For starters, 100 is a nice genre shift for Sam Anton, who was busy with the comic space in his first two films. Here, he tries to do new things in a premise that has been beaten a lot over the past, and the first of them all is setting the trigger of the film inside the police control room. Atharva, who gets his appointment order after we are thirty minutes into the film, takes us through the little incidents that lead up to the control room and beyond it as well. The first half mostly wanders with some needless commercial elements such as songs, inane comics and the plot establishment taking place at leisure. It is only at the interval point that the film actually picks up pace, and leads to a better second half that does have some surprises in store.
Sam Anton’s ideas are really interesting. Instead of posting the weight of the film on a single twist, he opts for a mind-game structure that keeps altering between the hero and the villain. While the audience is made to play the guessing game for most parts, it is the final stretch of the film that has a lot of little tricks which pump up the engagement factor. However, what bobs down the end product is the towering amount of needless heroism that is flushed into the film. For almost every reveal or fight sequence that the script has, there is about a minute of slow-mo shots and facial expression changeovers, that would only be required and work in a film with a bigger hero. Some more of the get-to-the-point attitude would have really helped 100 gallop faster.
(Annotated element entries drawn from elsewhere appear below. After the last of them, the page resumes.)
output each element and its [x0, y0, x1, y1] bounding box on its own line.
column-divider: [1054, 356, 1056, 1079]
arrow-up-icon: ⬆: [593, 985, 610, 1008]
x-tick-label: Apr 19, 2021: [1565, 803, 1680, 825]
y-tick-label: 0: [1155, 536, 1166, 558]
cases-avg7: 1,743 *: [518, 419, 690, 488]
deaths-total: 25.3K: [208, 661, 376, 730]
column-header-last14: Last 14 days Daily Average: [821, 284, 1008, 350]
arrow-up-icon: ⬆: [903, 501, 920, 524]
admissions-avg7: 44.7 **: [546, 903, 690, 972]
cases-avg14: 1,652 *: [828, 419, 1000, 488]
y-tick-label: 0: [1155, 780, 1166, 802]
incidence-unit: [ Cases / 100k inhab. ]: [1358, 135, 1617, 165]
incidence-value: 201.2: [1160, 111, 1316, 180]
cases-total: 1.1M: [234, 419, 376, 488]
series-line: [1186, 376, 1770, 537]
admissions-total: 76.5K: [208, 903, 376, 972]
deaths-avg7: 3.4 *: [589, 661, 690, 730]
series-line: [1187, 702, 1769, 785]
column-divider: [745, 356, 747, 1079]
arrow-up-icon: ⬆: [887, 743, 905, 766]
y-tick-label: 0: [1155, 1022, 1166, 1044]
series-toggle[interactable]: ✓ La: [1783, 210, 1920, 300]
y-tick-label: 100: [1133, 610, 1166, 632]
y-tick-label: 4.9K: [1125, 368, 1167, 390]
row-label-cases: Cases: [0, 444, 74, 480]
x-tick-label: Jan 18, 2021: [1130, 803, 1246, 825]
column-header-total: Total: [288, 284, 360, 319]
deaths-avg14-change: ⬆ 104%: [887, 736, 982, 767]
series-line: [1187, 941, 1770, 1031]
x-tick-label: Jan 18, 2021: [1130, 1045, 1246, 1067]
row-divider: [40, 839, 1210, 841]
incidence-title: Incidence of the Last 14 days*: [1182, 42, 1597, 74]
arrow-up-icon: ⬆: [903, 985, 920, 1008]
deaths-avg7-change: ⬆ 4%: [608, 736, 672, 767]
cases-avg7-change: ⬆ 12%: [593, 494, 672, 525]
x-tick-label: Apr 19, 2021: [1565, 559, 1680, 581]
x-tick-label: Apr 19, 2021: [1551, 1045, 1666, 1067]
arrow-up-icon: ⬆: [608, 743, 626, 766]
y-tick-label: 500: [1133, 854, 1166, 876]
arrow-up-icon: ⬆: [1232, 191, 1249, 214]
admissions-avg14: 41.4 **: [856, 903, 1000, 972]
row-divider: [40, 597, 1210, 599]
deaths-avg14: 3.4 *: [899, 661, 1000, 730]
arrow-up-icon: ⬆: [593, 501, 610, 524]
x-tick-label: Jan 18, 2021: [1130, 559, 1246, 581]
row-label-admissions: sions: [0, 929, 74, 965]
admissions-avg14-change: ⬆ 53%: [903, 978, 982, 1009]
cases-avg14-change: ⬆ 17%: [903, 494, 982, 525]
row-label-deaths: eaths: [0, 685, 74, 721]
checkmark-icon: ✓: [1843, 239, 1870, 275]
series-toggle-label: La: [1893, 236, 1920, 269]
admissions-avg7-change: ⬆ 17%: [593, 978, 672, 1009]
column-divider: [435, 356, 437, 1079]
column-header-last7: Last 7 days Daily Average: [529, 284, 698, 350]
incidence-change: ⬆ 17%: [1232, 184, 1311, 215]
Krishnan Vasant’s cinematography compliments the film well, with a special mention to the club scene that shines with its colors. Sam CS’ score is built on the theme from the Agulu Bagulu track, with little otherwise.
In totality, 100 is a better commercial outing for Atharva than his recent films, for the actor has given it all as the raging cop. Some more fine-tuning would have aided it more, but at the moment, it definitely isn’t a film that can be written off. Fine watch overall.